The LTWP’s staffing model relies on students taking up the increased number of places available on medical degrees – but this is not where the focus should be, nor is it looking likely.
The LTWP’s success also depends on the retention of clinicians currently in the service. The failure of the Government to successfully negotiate a pay deal with the BMA, and the failure to address the increasingly uncompetitive salaries in an increasingly globalised market and working conditions the NHS offers, is unlikely to help retention. While the plan does suggest some retention measures, it does not specify a timeline or budget for the most pressing grievance among existing staff – pay reward. Worryingly, an increasing proportion of early years clinicians are leaving the service, with one in four doctors now leaving within two years of completing foundation year training.
Beyond addressing staffing difficulties, the LTWP needs to form part of a larger conversation about improving the health of the nation at large. While the plan aims to expand the specialist public health workforce by providing 13% more training places than when published, there is no targeted drive to increase interest in these careers. A move from reactive healthcare – treating patients when they present with critical health needs – to more preventative healthcare, assessing and treating patients before their conditions escalate, will be crucial in managing patient demand.
The already astronomical elective recovery list, now estimated at 7.6 million, is thought to be an underestimation as patients on ‘hidden’ waiting lists have not been counted in official figures. The pressure of the waiting list is unsustainable – and unless we find a way to address care needs, via primary or community care, the backlog will continue to grow.
International Recruitment and the Long Term Workforce Plan
Taking into consideration the apparent lack of domestic interest in medical degrees, the increasingly aging UK population, and the mounting dissatisfaction of the current NHS workforce, the LTWP seems slightly out of touch. While the plan proposes practical measures, such as increasing medical training places, it lacks the ‘how’ – how do we get students to pursue medical careers?

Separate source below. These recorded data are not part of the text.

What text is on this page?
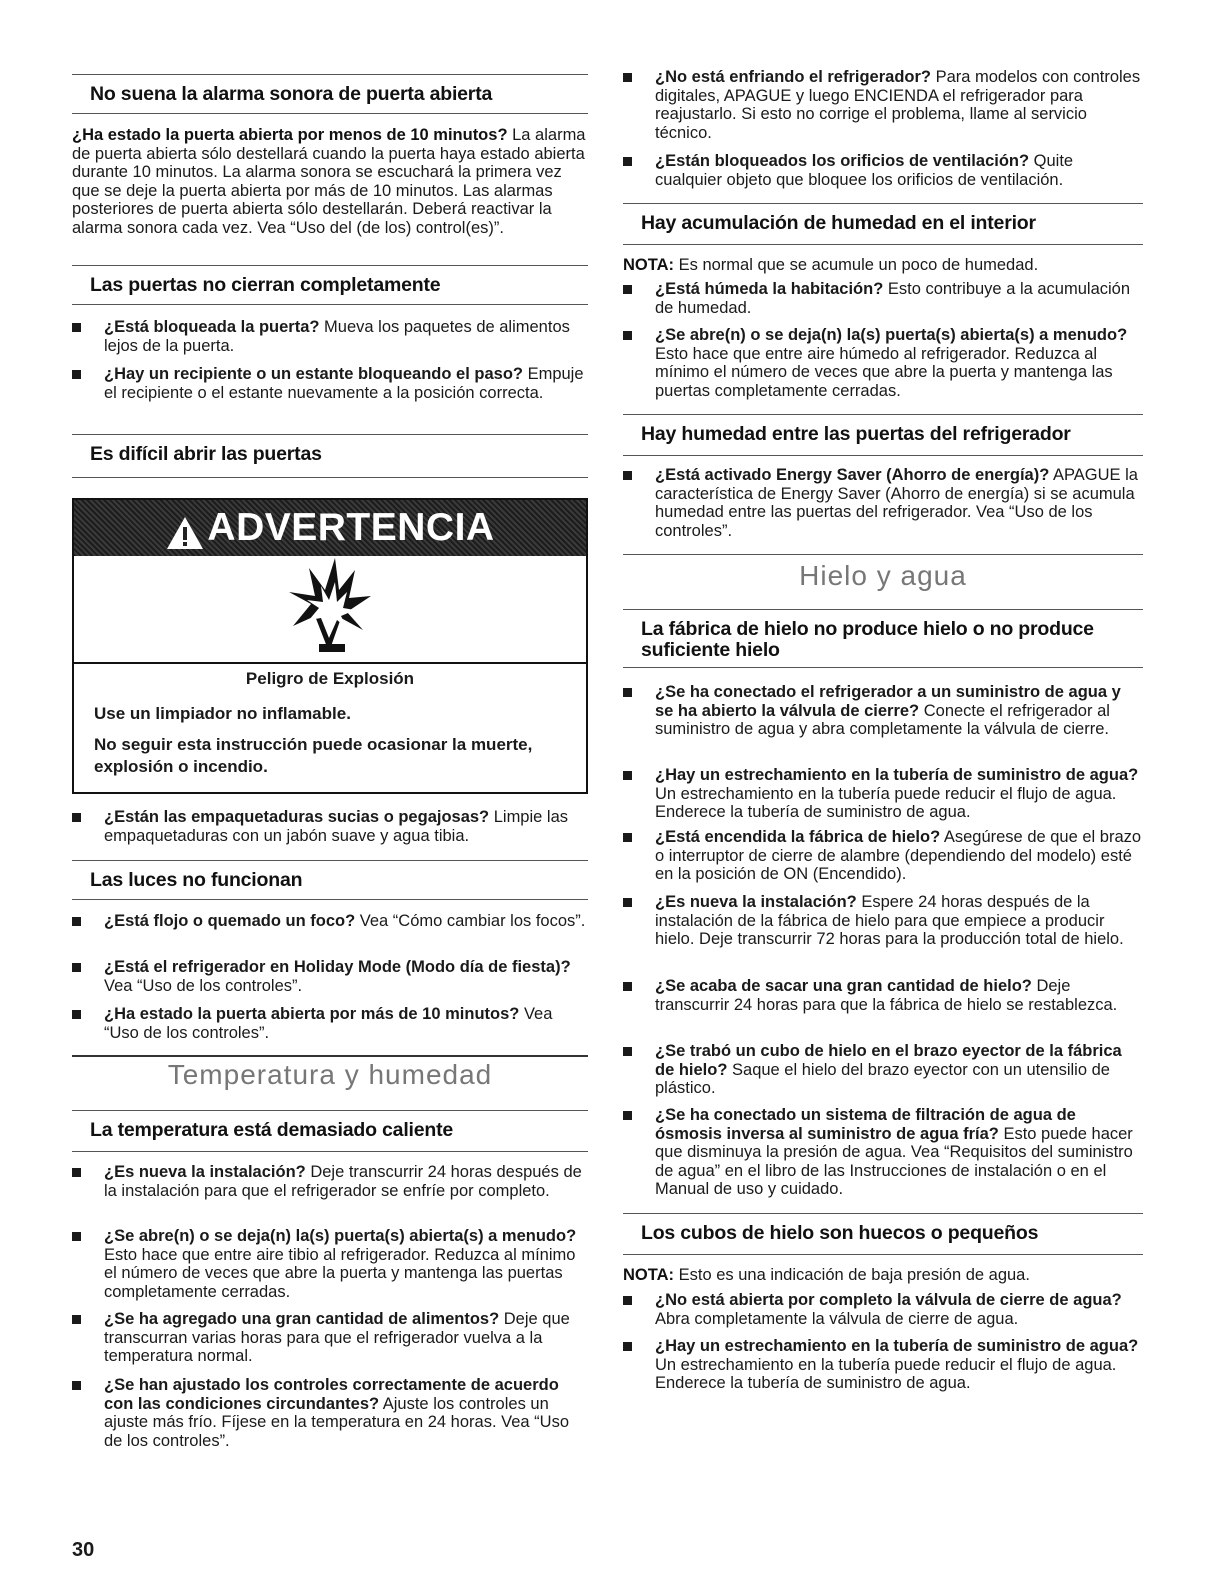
No suena la alarma sonora de puerta abierta

¿Ha estado la puerta abierta por menos de 10 minutos? La alarma de puerta abierta sólo destellará cuando la puerta haya estado abierta durante 10 minutos. La alarma sonora se escuchará la primera vez que se deje la puerta abierta por más de 10 minutos. Las alarmas posteriores de puerta abierta sólo destellarán. Deberá reactivar la alarma sonora cada vez. Vea “Uso del (de los) control(es)”.

Las puertas no cierran completamente

¿Está bloqueada la puerta? Mueva los paquetes de alimentos lejos de la puerta.

¿Hay un recipiente o un estante bloqueando el paso? Empuje el recipiente o el estante nuevamente a la posición correcta.

Es difícil abrir las puertas
ADVERTENCIA
Peligro de Explosión

Use un limpiador no inflamable.

No seguir esta instrucción puede ocasionar la muerte, explosión o incendio.

¿Están las empaquetaduras sucias o pegajosas? Limpie las empaquetaduras con un jabón suave y agua tibia.

Las luces no funcionan

¿Está flojo o quemado un foco? Vea “Cómo cambiar los focos”.

¿Está el refrigerador en Holiday Mode (Modo día de fiesta)? Vea “Uso de los controles”.

¿Ha estado la puerta abierta por más de 10 minutos? Vea “Uso de los controles”.

Temperatura y humedad
La temperatura está demasiado caliente

¿Es nueva la instalación? Deje transcurrir 24 horas después de la instalación para que el refrigerador se enfríe por completo.

¿Se abre(n) o se deja(n) la(s) puerta(s) abierta(s) a menudo? Esto hace que entre aire tibio al refrigerador. Reduzca al mínimo el número de veces que abre la puerta y mantenga las puertas completamente cerradas.

¿Se ha agregado una gran cantidad de alimentos? Deje que transcurran varias horas para que el refrigerador vuelva a la temperatura normal.

¿Se han ajustado los controles correctamente de acuerdo con las condiciones circundantes? Ajuste los controles un ajuste más frío. Fíjese en la temperatura en 24 horas. Vea “Uso de los controles”.

¿No está enfriando el refrigerador? Para modelos con controles digitales, APAGUE y luego ENCIENDA el refrigerador para reajustarlo. Si esto no corrige el problema, llame al servicio técnico.

¿Están bloqueados los orificios de ventilación? Quite cualquier objeto que bloquee los orificios de ventilación.

Hay acumulación de humedad en el interior

NOTA: Es normal que se acumule un poco de humedad.

¿Está húmeda la habitación? Esto contribuye a la acumulación de humedad.

¿Se abre(n) o se deja(n) la(s) puerta(s) abierta(s) a menudo? Esto hace que entre aire húmedo al refrigerador. Reduzca al mínimo el número de veces que abre la puerta y mantenga las puertas completamente cerradas.

Hay humedad entre las puertas del refrigerador

¿Está activado Energy Saver (Ahorro de energía)? APAGUE la característica de Energy Saver (Ahorro de energía) si se acumula humedad entre las puertas del refrigerador. Vea “Uso de los controles”.

Hielo y agua
La fábrica de hielo no produce hielo o no produce suficiente hielo

¿Se ha conectado el refrigerador a un suministro de agua y se ha abierto la válvula de cierre? Conecte el refrigerador al suministro de agua y abra completamente la válvula de cierre.

¿Hay un estrechamiento en la tubería de suministro de agua? Un estrechamiento en la tubería puede reducir el flujo de agua. Enderece la tubería de suministro de agua.

¿Está encendida la fábrica de hielo? Asegúrese de que el brazo o interruptor de cierre de alambre (dependiendo del modelo) esté en la posición de ON (Encendido).

¿Es nueva la instalación? Espere 24 horas después de la instalación de la fábrica de hielo para que empiece a producir hielo. Deje transcurrir 72 horas para la producción total de hielo.

¿Se acaba de sacar una gran cantidad de hielo? Deje transcurrir 24 horas para que la fábrica de hielo se restablezca.

¿Se trabó un cubo de hielo en el brazo eyector de la fábrica de hielo? Saque el hielo del brazo eyector con un utensilio de plástico.

¿Se ha conectado un sistema de filtración de agua de ósmosis inversa al suministro de agua fría? Esto puede hacer que disminuya la presión de agua. Vea “Requisitos del suministro de agua” en el libro de las Instrucciones de instalación o en el Manual de uso y cuidado.

Los cubos de hielo son huecos o pequeños

NOTA: Esto es una indicación de baja presión de agua.

¿No está abierta por completo la válvula de cierre de agua? Abra completamente la válvula de cierre de agua.

¿Hay un estrechamiento en la tubería de suministro de agua? Un estrechamiento en la tubería puede reducir el flujo de agua. Enderece la tubería de suministro de agua.

30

How do we ensure there are enough placements for students on these courses? How do we ensure apprentices can be properly trained when medics are already stretched almost beyond capacity? How can we achieve the desired 9% international recruitment when 93% of nurses recruited as part of the LTWP were internationally educated? Clearly, we can’t.
The success of the LTWP, and of the NHS as an institution, depends on international recruitment. Without international recruitment improving NHS capacity, there is limited room for apprentices and students on placements to be taught on wards and in hospitals. Without international recruitment, pressures on clinicians remain intolerable and clinicians working in the service will continue to leave for better pay overseas, for the private sector, or leave the medical profession entirely.
While the LTWP brings a welcome focus to the state of the NHS workforce, it is impossible for one document to address all of the needs of the service or to predict and plan for all outcomes. It is essential for the plan to adapt to the changing needs of the population and market conditions – and while it sets out bi-annual reviews, 6 months in it is clear the plan will need some adjustments if the recruitment goals are to be met.